Solteira e dominante assumida, ela relata que alguns homens se intimidam. “Nem todos estão preparados para lidar com uma mulher que sabe o que quer.” No entanto, quase sempre, ela termina guiando a situação.
Uma nova relação com o próprio desejo
Para a sexóloga Bárbara Bastos, o crescimento da dominação feminina está ligado a algo mais profundo: a reconexão com o próprio desejo.
“Fomos ensinadas a sermos passivas. Quando uma mulher assume o comando, ela não está só virando o jogo sexual. Está desmontando condicionamentos antigos”, explica.
Segundo ela, o ato de dominar pode expressar segurança, autonomia e até cura emocional — uma forma de romper com a ideia de que prazer feminino deve vir em segundo plano.
Os limites do fetiche — e por que ele ainda causa resistência
A pesquisa mostra que o fetiche pela dominação continua cercado de ruídos.
Cerca de 20% dos entrevistados ainda vinculam o tema a agressividade. E 16% acreditam, equivocadamente, que mulheres dominantes levariam essa postura para fora do quarto.
A sexóloga reforça: o limite é simples e claro — consentimento.
“No sexo, controle é um acordo. Fora dali, controle é abuso. Dominação não é posse; é desejo consentido”, diz ela.
A culpa ou vergonha, quando aparecem, nascem da associação entre prazer e transgressão. Mas, quando há conversa e respeito, lembra Bárbara, o fetiche vira libertação — não tabu.
Por que mulheres tímidas se sentem mais livres ao dominar?
Um ponto curioso destacado pelos especialistas é o perfil das dominantes. Muitas são discretas, reservadas, tímidas no dia a dia.
Como explica Bárbara, o espaço sexual funciona como um palco seguro onde partes reprimidas podem existir.
“A mulher tímida pode encontrar na dominação uma forma de viver sua potência. O quarto vira um lugar onde o inconsciente brinca e o desejo fala mais alto.”
V. concorda totalmente. Para ela, o centro de tudo é o autoconhecimento:
“Antes de dominar alguém, você precisa se conhecer. Quando entende o que te excita, passa a exigir mais — e, muitas vezes, vira dominante sem nem perceber.”
Uma revolução silenciosa — e cada vez mais visível
A pesquisa escancara algo que já vinha acontecendo nas sombras: mulheres assumindo protagonismo no sexo, rompendo padrões antigos e ressignificando o próprio desejo.

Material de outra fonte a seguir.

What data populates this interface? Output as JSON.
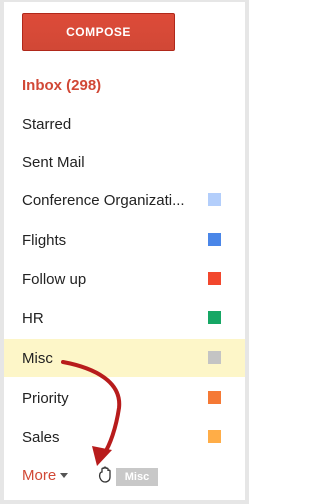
{
  "compose": {
    "label": "COMPOSE"
  },
  "nav": {
    "inbox": "Inbox (298)",
    "starred": "Starred",
    "sent": "Sent Mail"
  },
  "labels": [
    {
      "name": "Conference Organizati...",
      "color": "#b3cefb"
    },
    {
      "name": "Flights",
      "color": "#4a86e8"
    },
    {
      "name": "Follow up",
      "color": "#f2472d"
    },
    {
      "name": "HR",
      "color": "#16a765"
    },
    {
      "name": "Misc",
      "color": "#c4c4c4",
      "selected": true
    },
    {
      "name": "Priority",
      "color": "#f57935"
    },
    {
      "name": "Sales",
      "color": "#ffad47"
    }
  ],
  "more": {
    "label": "More"
  },
  "drag": {
    "tag_label": "Misc",
    "cursor_icon": "grab-hand-icon"
  },
  "annotation": {
    "arrow_color": "#b81c1c"
  }
}
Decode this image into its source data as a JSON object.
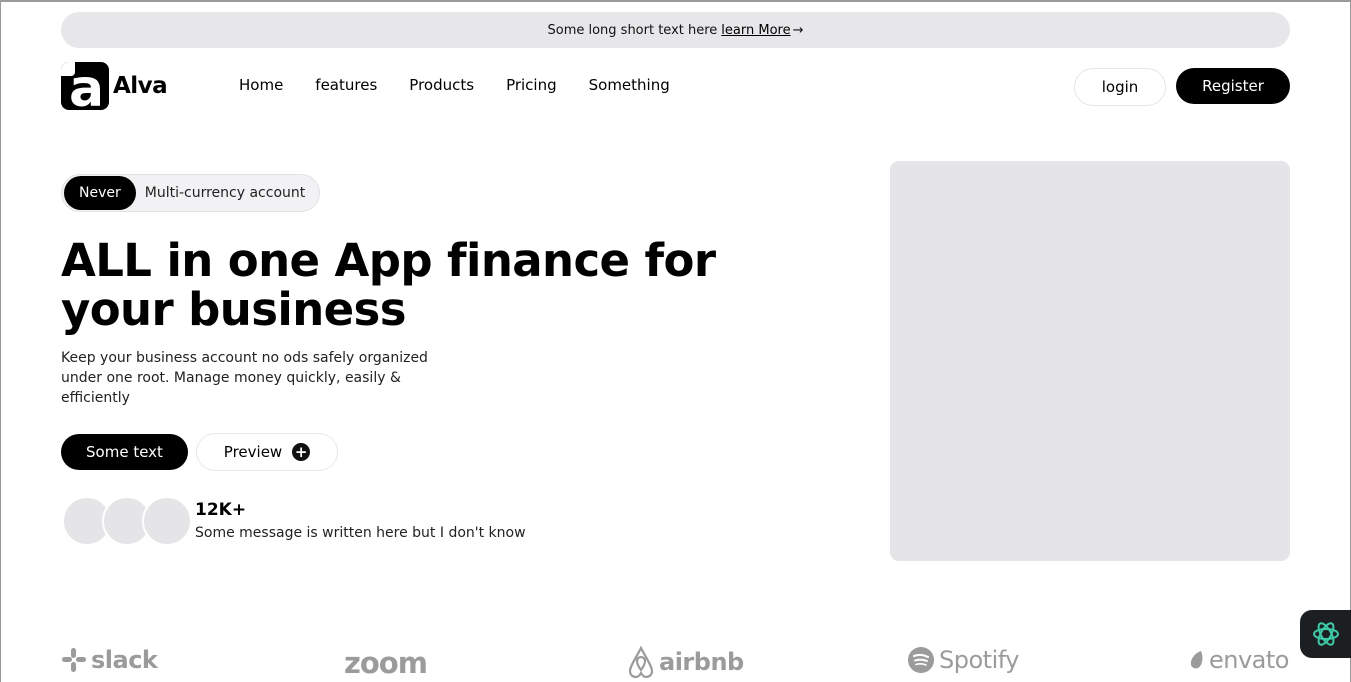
{
  "announcement": {
    "text": "Some long short text here",
    "link_label": "learn More",
    "arrow_icon": "→"
  },
  "nav": {
    "logo_letter": "a",
    "brand": "Alva",
    "menu": [
      "Home",
      "features",
      "Products",
      "Pricing",
      "Something"
    ],
    "login_label": "login",
    "register_label": "Register"
  },
  "hero": {
    "pill_tag": "Never",
    "pill_text": "Multi-currency account",
    "headline": "ALL in one App finance for your business",
    "description": "Keep your business account no ods safely organized under one root. Manage money quickly, easily & efficiently",
    "primary_button": "Some text",
    "preview_button": "Preview",
    "preview_icon": "+",
    "stat_value": "12K+",
    "stat_message": "Some message is written here but I don't know"
  },
  "logos": {
    "items": [
      "slack",
      "zoom",
      "airbnb",
      "Spotify",
      "envato"
    ],
    "color": "#9b9b9b"
  },
  "colors": {
    "accent": "#000000",
    "announcement_bg": "#e7e7ea",
    "placeholder_bg": "#e5e5e8",
    "chat_icon": "#3ec9a7"
  }
}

A dominação não surge como imposição, mas como escolha — e, sobretudo, como expressão de autoconhecimento.
No fim, essa mudança revela algo maior que uma tendência sexual: mostra como mulheres estão reescrevendo a própria narrativa erótica. E você, leitor, pode descobrir, entender e refletir sobre como esses movimentos transformam não só a intimidade, mas também a forma como enxergamos prazer, poder e liberdade.